When France announced it was creating a quota requiring corporate boards to have 40-per-cent female directors, Guylaine Saucier was an opponent.
The veteran Canadian corporate director sat on three French company boards at the time – including then chairing the audit committee at food giant Danone – and told media interviewers the quotas would lead to token appointments of unqualified women and reduce respect for experienced women who had earned their positions.
Almost two years later, however, Ms. Saucier says her views are softening – much to her own surprise.
“I’m beginning to evolve,” she confesses. “Yes, they appointed some token women, no doubt about that. But at the same time, I do see coming on board women that really were not known and are really good … And I’m sure I can bet you that they would never have been invited to boards without this legislation … I am more pleasantly surprised than I thought I would be.”
Ms. Saucier is not alone. While quotas remain a difficult sell for many in the business community, there is clear evidence of softening views around the world. Legislation to boost women on boards has spread like wildfire as lawmakers globally grow frustrated with the minuscule representation of women at the very top of the corporate pyramid.
Diversity champions say there is more at stake than basic fairness. Research has suggested diverse groups make better decisions because more perspectives are considered. Some studies have found better performance by firms with more women on their boards, although those findings are contradicted by other studies that find no single factor can explain corporate success.
Since 2008, at least nine countries – including Norway, Spain, France and Italy – have adopted some form of quota requirements for diversity on corporate boards, according to an April report (pdf) by women’s advocacy group Catalyst.
Other countries don’t have fixed quotas, but have set targets for women that companies are either required to comply with or must explain publicly why they are not.
(Find a slide show of global initiatives to increase the number of women on boards here.)
About 20 countries without quotas – including the United States, Britain, Australia and Germany – have adopted some form of requirement for companies to discuss board diversity in their annual shareholder filings in the hope that greater discussion and disclosure will lead to more action.
“There really is a global conversation going on right now about the issue of women on boards,” says Deborah Gillis, chief operating officer at Catalyst.
And then there’s Canada. While reforms swirl outside our borders, the issue has received no legislative action at home. There are no requirements for private sector boards to hire women as directors, and no requirements for companies to discuss their diversity practices or plans.
Progress in the meantime has been glacial. In Canada, women accounted for about 10 per cent of directors on boards of publicly traded companies in 2011 – a proportion that was unchanged from 2009, according to Catalyst.
The Globe and Mail’s annual Board Games report on corporate governance found 41 per cent of companies in the benchmark S&P/TSX index still have no women on their boards, although that is an improvement from 45 per cent last year. It is unclear whether there is permanent improvement, however, because 41 per cent had no women in 2009, and the proportion then worsened in 2010 and 2011.

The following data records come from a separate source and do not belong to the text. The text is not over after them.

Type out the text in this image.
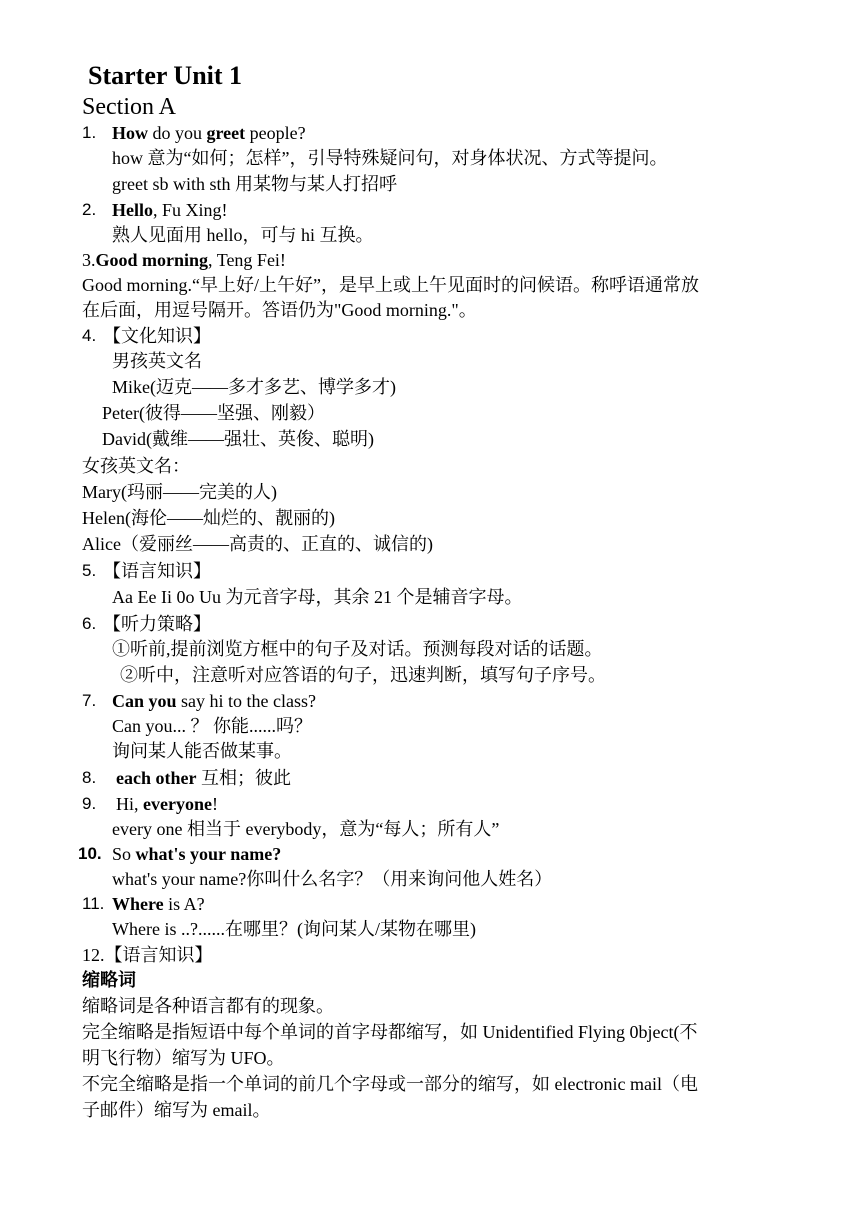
Starter Unit 1
Section A
1. How do you greet people?
how 意为“如何；怎样”，引导特殊疑问句，对身体状况、方式等提问。
greet sb with sth 用某物与某人打招呼
2. Hello, Fu Xing!
熟人见面用 hello，可与 hi 互换。
3.Good morning, Teng Fei!
Good morning.“早上好/上午好”，是早上或上午见面时的问候语。称呼语通常放
在后面，用逗号隔开。答语仍为"Good morning."。
4. 【文化知识】
男孩英文名
Mike(迈克——多才多艺、博学多才)
Peter(彼得——坚强、刚毅）
David(戴维——强壮、英俊、聪明)
女孩英文名：
Mary(玛丽——完美的人)
Helen(海伦——灿烂的、靓丽的)
Alice（爱丽丝——高责的、正直的、诚信的)
5. 【语言知识】
Aa Ee Ii 0o Uu 为元音字母，其余 21 个是辅音字母。
6. 【听力策略】
①听前,提前浏览方框中的句子及对话。预测每段对话的话题。
②听中，注意听对应答语的句子，迅速判断，填写句子序号。
7. Can you say hi to the class?
Can you... ？ 你能......吗？
询问某人能否做某事。
8. each other 互相；彼此
9. Hi, everyone!
every one 相当于 everybody，意为“每人；所有人”
10. So what's your name?
what's your name?你叫什么名字？（用来询问他人姓名）
11. Where is A?
Where is ..?......在哪里？(询问某人/某物在哪里)
12.【语言知识】
缩略词
缩略词是各种语言都有的现象。
完全缩略是指短语中每个单词的首字母都缩写，如 Unidentified Flying 0bject(不
明飞行物）缩写为 UFO。
不完全缩略是指一个单词的前几个字母或一部分的缩写，如 electronic mail（电
子邮件）缩写为 email。
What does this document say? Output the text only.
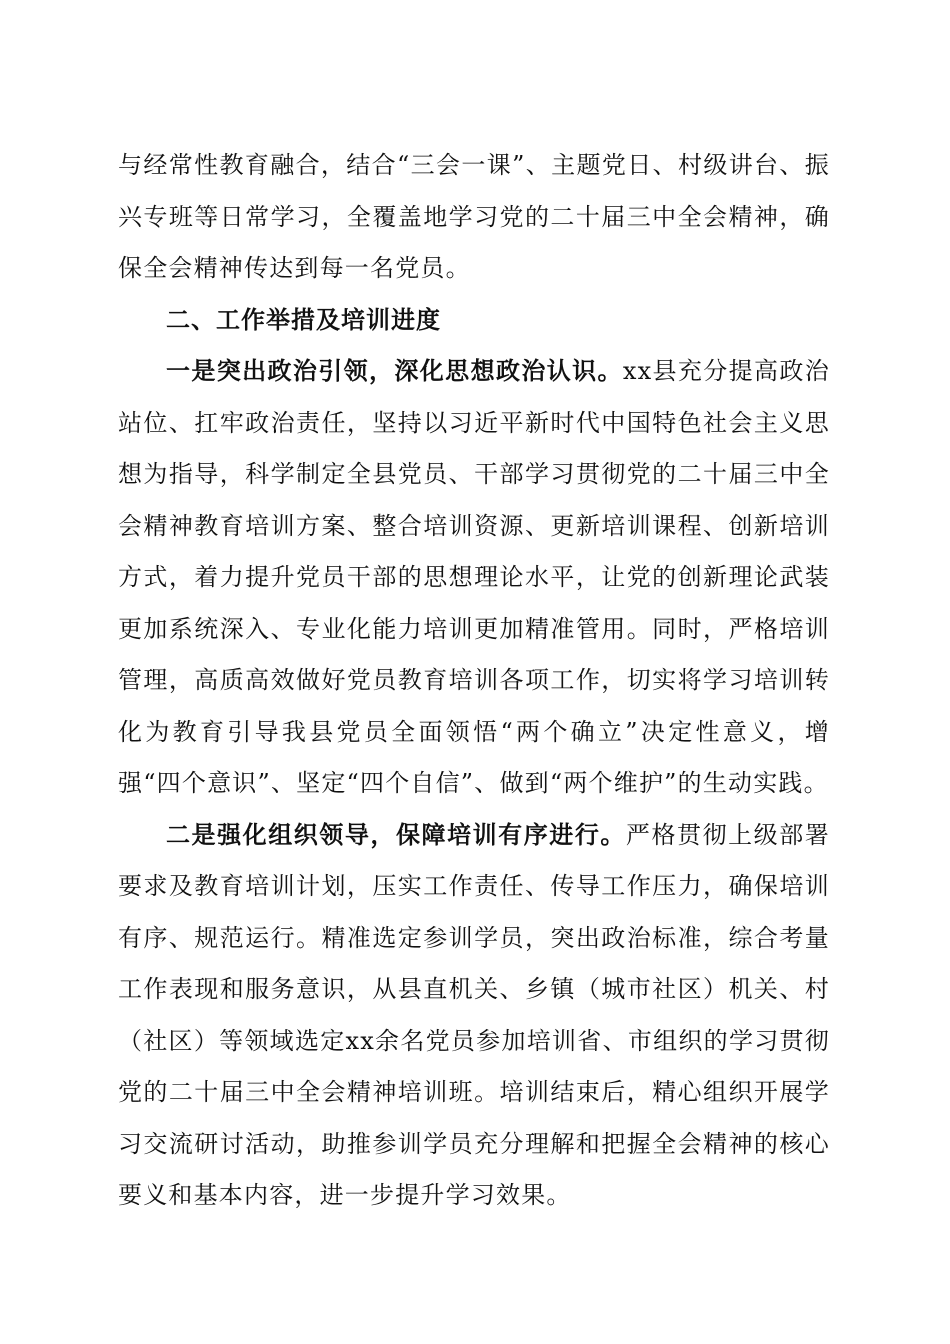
与经常性教育融合，结合“三会一课”、主题党日、村级讲台、振兴专班等日常学习，全覆盖地学习党的二十届三中全会精神，确保全会精神传达到每一名党员。

二、工作举措及培训进度

一是突出政治引领，深化思想政治认识。xx县充分提高政治站位、扛牢政治责任，坚持以习近平新时代中国特色社会主义思想为指导，科学制定全县党员、干部学习贯彻党的二十届三中全会精神教育培训方案、整合培训资源、更新培训课程、创新培训方式，着力提升党员干部的思想理论水平，让党的创新理论武装更加系统深入、专业化能力培训更加精准管用。同时，严格培训管理，高质高效做好党员教育培训各项工作，切实将学习培训转化为教育引导我县党员全面领悟“两个确立”决定性意义，增强“四个意识”、坚定“四个自信”、做到“两个维护”的生动实践。

二是强化组织领导，保障培训有序进行。严格贯彻上级部署要求及教育培训计划，压实工作责任、传导工作压力，确保培训有序、规范运行。精准选定参训学员，突出政治标准，综合考量工作表现和服务意识，从县直机关、乡镇（城市社区）机关、村（社区）等领域选定xx余名党员参加培训省、市组织的学习贯彻党的二十届三中全会精神培训班。培训结束后，精心组织开展学习交流研讨活动，助推参训学员充分理解和把握全会精神的核心要义和基本内容，进一步提升学习效果。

The result of such lacklustre progress is that even many who don’t support mandatory quotas for women are growing keen to see a national study or task force consider various policy options to encourage progress on one of the most intractable corporate governance concerns of the past decade.
Patrick O’Callaghan, the Vancouver-based co-founder of the not-for-profit Women on Board mentoring program, says he doesn’t support quotas for women on boards, but he nonetheless believes Canada needs to develop a national plan to advance women on boards. He argues even good private sector initiatives don’t replace the need for government leadership.
“One of the problems for us in Canada is that we have no Canadian position on this … No one has brought together a bunch of people who said, ‘Okay, here’s the position we should take,’ ” Mr. O’Callaghan says.
Other countries have seen marked improvement. In France, where mandatory quotas will take effect in 2017, women comprised 16.6 per cent of directors in 2011, up from 9.1 per cent just two years earlier. Even without the threat of pending quotas, Australia and Britain both saw rapid increases in female directors.